The frequentist model averaging (FMA) and the focus information criterion (FIC) under a local framework have been extensively studied in the likelihood and regression setting since the seminal work of Hjort and Claeskens in 2003. One inconvenience, however, of the existing works is that they usually require the involved criterion function to be twice differentiable which thus prevents a direct application to the case of quantile regression (QR). This as well as some other intrinsic merits of QR motivate us to study the FIC and FMA in a locally misspecified linear QR model. Specifically, we derive in this paper the explicit asymptotic risk expression for a general submodel-based QR estimator of a focus parameter. Then based on this asymptotic result, we develop the FIC and FMA in the current setting. Our theoretical development depends crucially on the convexity of the objective function, which makes possible to establish the asymptotics based on the existing convex stochastic process theory. Simulation studies are presented to illustrate the finite sample performance of the proposed method. The low birth weight data set is analyzed.

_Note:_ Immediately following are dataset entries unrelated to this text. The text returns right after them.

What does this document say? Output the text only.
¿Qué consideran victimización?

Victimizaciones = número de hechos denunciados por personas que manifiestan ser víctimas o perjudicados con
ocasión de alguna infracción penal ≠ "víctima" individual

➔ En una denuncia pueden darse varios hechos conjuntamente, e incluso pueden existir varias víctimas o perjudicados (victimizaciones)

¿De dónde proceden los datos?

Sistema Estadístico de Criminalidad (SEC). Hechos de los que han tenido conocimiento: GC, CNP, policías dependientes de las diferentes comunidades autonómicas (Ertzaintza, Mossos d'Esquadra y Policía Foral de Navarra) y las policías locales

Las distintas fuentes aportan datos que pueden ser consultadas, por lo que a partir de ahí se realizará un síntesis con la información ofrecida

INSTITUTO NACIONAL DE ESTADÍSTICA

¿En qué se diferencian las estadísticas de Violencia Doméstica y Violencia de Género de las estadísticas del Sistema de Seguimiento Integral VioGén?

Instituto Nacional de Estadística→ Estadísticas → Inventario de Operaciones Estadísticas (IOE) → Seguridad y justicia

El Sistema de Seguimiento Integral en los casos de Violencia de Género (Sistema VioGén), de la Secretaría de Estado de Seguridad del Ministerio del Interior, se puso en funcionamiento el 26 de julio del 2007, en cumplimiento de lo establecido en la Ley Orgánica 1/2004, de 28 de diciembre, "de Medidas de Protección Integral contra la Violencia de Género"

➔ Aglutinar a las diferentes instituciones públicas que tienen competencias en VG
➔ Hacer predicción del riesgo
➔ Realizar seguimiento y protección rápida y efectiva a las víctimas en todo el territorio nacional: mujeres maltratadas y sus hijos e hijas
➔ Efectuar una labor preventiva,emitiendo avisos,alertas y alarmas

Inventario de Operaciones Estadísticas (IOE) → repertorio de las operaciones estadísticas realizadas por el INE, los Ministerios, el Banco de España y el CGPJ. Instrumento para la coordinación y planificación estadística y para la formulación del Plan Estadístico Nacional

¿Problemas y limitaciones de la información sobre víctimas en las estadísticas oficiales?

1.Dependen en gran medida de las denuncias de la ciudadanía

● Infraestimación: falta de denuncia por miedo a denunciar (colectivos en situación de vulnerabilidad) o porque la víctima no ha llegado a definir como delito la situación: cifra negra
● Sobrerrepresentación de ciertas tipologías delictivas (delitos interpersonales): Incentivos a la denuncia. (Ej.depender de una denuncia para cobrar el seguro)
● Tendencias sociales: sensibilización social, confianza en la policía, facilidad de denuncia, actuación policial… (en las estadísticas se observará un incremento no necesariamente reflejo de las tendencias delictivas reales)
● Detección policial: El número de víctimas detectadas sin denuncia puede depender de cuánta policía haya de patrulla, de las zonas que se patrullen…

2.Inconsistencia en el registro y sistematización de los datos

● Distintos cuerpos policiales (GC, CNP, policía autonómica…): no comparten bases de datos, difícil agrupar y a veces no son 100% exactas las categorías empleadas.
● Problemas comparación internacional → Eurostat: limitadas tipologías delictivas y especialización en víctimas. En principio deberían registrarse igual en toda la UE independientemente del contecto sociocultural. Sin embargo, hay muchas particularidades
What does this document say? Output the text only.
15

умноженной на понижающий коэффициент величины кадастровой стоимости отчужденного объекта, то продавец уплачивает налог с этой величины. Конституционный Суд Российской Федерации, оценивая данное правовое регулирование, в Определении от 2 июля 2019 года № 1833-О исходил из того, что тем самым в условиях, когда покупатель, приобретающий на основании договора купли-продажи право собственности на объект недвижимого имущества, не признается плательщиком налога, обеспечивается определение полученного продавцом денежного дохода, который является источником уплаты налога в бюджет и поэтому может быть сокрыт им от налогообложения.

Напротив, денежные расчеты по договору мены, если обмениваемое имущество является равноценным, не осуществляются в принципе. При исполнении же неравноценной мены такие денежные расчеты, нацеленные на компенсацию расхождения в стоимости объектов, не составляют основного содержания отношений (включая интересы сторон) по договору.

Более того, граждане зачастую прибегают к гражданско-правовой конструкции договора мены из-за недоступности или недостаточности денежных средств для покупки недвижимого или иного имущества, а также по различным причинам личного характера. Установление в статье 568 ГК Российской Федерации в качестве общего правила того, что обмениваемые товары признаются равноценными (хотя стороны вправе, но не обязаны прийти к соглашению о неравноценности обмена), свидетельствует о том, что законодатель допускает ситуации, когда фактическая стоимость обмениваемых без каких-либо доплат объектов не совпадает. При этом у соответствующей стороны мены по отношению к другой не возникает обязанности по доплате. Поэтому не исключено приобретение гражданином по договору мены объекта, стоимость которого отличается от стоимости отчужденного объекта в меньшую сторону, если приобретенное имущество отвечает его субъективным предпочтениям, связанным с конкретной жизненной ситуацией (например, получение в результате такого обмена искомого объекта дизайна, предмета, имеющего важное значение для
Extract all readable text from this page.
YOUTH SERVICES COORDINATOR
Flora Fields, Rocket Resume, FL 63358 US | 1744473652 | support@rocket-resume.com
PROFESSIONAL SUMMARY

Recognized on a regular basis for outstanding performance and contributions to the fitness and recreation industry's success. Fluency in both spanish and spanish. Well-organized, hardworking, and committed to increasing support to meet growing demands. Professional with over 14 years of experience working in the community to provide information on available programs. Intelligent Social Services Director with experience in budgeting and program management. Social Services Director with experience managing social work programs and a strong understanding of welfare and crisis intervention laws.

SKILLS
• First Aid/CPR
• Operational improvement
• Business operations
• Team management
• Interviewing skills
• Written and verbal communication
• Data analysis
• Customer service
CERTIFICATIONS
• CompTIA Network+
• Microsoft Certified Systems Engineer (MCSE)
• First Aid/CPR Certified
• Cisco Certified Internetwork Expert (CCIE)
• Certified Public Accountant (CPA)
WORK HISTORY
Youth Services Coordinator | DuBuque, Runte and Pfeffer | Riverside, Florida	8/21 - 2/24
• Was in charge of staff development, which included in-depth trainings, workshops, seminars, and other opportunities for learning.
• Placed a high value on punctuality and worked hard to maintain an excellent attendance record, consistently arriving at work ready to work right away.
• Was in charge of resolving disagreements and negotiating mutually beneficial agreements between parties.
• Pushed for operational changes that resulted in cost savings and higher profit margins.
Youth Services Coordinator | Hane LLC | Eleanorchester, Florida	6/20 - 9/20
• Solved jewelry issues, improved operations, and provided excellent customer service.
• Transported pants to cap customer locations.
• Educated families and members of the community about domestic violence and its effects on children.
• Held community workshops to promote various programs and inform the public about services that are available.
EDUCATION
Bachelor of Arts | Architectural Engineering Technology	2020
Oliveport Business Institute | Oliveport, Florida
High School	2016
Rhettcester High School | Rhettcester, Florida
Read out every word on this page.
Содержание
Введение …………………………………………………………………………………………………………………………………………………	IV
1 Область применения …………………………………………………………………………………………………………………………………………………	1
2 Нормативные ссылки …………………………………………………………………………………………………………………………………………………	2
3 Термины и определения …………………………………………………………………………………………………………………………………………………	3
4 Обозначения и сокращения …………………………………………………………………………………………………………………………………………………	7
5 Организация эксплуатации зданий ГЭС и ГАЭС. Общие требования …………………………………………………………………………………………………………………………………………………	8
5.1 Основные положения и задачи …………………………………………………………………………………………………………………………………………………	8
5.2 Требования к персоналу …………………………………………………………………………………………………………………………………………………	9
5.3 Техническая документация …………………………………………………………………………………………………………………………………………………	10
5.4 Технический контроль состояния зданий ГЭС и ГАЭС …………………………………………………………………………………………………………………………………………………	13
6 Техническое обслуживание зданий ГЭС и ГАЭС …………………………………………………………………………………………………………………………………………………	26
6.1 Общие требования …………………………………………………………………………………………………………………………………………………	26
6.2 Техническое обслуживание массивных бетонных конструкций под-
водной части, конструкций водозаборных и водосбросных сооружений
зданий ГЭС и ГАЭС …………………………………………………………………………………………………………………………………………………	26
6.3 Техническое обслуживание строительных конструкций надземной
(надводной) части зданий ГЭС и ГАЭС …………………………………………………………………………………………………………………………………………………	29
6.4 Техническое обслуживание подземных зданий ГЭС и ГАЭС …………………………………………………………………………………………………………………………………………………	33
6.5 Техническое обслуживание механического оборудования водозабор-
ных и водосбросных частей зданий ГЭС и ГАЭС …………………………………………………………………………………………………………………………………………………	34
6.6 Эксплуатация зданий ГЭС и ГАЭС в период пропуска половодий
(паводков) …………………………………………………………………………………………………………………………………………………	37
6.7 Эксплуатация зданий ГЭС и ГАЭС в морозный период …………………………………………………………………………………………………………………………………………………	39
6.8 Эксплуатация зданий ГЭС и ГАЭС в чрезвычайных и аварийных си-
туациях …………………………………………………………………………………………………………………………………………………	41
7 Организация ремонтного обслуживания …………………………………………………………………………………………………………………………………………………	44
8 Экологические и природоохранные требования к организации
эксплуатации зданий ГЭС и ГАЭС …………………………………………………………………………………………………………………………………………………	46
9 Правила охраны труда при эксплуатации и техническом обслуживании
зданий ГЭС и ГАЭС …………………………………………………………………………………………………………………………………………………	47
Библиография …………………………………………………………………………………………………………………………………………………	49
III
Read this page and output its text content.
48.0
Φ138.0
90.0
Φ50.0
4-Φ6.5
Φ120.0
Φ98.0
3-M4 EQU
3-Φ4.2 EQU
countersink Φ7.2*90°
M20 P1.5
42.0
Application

自2003年Hjort和Claeskens的开创性工作以来，在可能性和回归设置下，对本地框架下的常客模型平均（FMA）和焦点信息标准（FIC）进行了广泛的研究。但是，现有工作的不便之处在于他们通常要求所涉及的标准函数必须是两次可微的，因此阻止了直接应用于分位数回归（QR）的情况。QR的这种以及其他固有优点促使我们去研究本地错误指定的线性QR模型中的FIC和FMA。具体来说，我们在本文中得出了基于一般基于子模型的焦点参数QR估计量的显式渐近风险表达。然后根据此渐近结果，在当前设置下开发FIC和FMA。我们的理论发展主要取决于目标函数的凸性，这使得有可能基于现有的凸随机过程理论建立渐近性。仿真研究表明了该方法的有限样本性能。分析低出生体重数据集。